Perspective 1: origins

From cooperation to interoperability

The idea of two military services or branches of the armed forces working together in a single operation is nothing new in the history of war. Since the creation of dedicated maritime forces thousands of years ago in the Mediterranean region, land and sea-based forces have often worked in cooperation to fulfil military objectives. Herodotus in his classic work, The Histories, mentions how Xerxes constructed a bridge between Asia and Europe using “penteconters and triremes […] lashed together to support the bridges” (Herodotus Citation2003). Penteconters and triremes were naval ships that provided the platform for the bridge that enabled his vast army to invade Greece in 480 BC. Cooperation or the smooth working together of different services is the basis of the idea and it has occurred in numerous wars over the ages. Historically, this has been known as “combined operations” (Symonds Citation2010, 6). Ostensibly, this sounds simple, but the reality is quite different. Army and navy cooperation encapsulates the problem rather well. The movement of military power from sea to land has always been, and remains, a challenging transition. This very specialised activity is known universally as amphibious warfare and is widely acknowledged as the most difficult of military operations to conduct in the maritime environment.

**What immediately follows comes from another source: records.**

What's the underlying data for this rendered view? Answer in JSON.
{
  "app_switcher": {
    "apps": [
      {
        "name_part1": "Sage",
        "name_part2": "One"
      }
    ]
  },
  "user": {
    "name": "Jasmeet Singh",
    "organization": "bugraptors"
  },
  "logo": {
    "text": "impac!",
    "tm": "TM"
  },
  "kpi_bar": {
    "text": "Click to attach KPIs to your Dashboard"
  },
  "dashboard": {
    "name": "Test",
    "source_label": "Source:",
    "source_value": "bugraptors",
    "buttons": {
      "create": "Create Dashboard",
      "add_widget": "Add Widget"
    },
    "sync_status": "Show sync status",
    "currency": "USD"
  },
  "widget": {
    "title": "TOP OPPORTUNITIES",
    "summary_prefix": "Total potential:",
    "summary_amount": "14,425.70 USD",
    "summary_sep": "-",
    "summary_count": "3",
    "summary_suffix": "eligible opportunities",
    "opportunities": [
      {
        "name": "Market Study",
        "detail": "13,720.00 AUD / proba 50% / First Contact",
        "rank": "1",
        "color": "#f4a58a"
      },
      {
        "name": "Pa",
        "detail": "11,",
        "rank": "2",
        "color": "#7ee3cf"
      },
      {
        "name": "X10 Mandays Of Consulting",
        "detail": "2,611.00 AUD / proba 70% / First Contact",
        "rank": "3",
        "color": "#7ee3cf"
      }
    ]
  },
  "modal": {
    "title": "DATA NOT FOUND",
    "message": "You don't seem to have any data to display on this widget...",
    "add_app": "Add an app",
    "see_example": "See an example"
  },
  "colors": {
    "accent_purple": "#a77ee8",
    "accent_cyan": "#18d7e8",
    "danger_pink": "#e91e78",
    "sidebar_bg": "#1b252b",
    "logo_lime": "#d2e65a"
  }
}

History is littered with costly military operations that struggled to translate military strength at sea to quick victory on land, from Agamemnon’s alliance of Greeks at Troy to Churchill’s British imperial forces at Gallipoli. In the twentieth century, the term “combined operations” was expanded to include the armed forces of several nations working in concert together as demonstrated in the D-Day landings in France in 1944 (Symonds Citation2010, 6). Combined operations have many benefits. They preserve the service cultures and identities that are essential for fighting power and clearly demark lines of authority, often through the use of different stages of operation. Typically, in an amphibious assault, the naval forces will take responsibility for the landing phase of operations and switch to a support role once the land forces have established themselves on the beachhead. Naval forces may go ashore with the land forces such as marines, but they usually come under the control of the land forces commander. These stages simplify life for hierarchy-based military organisations and limit the scope for confusion.

Joint operations: a modern American invention

The drive towards joint operations can be traced back to the armed forces of the United States and a specific era or the 1980s. The difference between combined and joint operations is best illustrated on an imaginary scale between cooperation at one end, interoperability in the middle and integration at the other. Cooperation is clearly the simplest option for armed forces, but not without challenges. Interoperability offers more potential from the three services, but requires the development of compatibility through shared training, outlook and technologies. Integration is perhaps the most difficult state to achieve, but offers the most potential through the seamless configuration of the armed forces. Military forces would fight holistically in a shared “integrated” fighting space that transcends traditional conceptions/boundaries of warfare. This is an end point that has yet to be reached in warfare and is perhaps an evolution for the future through the mature development of multi-domain operations. By the mid-to-latter part of the twentieth century, the boundaries between different aspects of warfare had become very porous. This was quite evident to a degree in World War I and World War II when air power could intervene in the domains of land and sea warfare, but with the rapid development of jet technology and helicopters, the incursions of different services into the fighting environments of other branches of the armed forces was a regular occurrence. The shift towards a “joint” trend or a movement towards interoperability between different services originated in the United States. It emerged as a solution to a pressing problem of modern military power and, remarkably, the impetus came from outside the military. It was an external intervention by civilian political elites in the organization of their armed forces. Between 1975 and 1983, three major military operations highlighted the urgent requirement for the US armed services to develop a more joint approach because without it military failure was very likely.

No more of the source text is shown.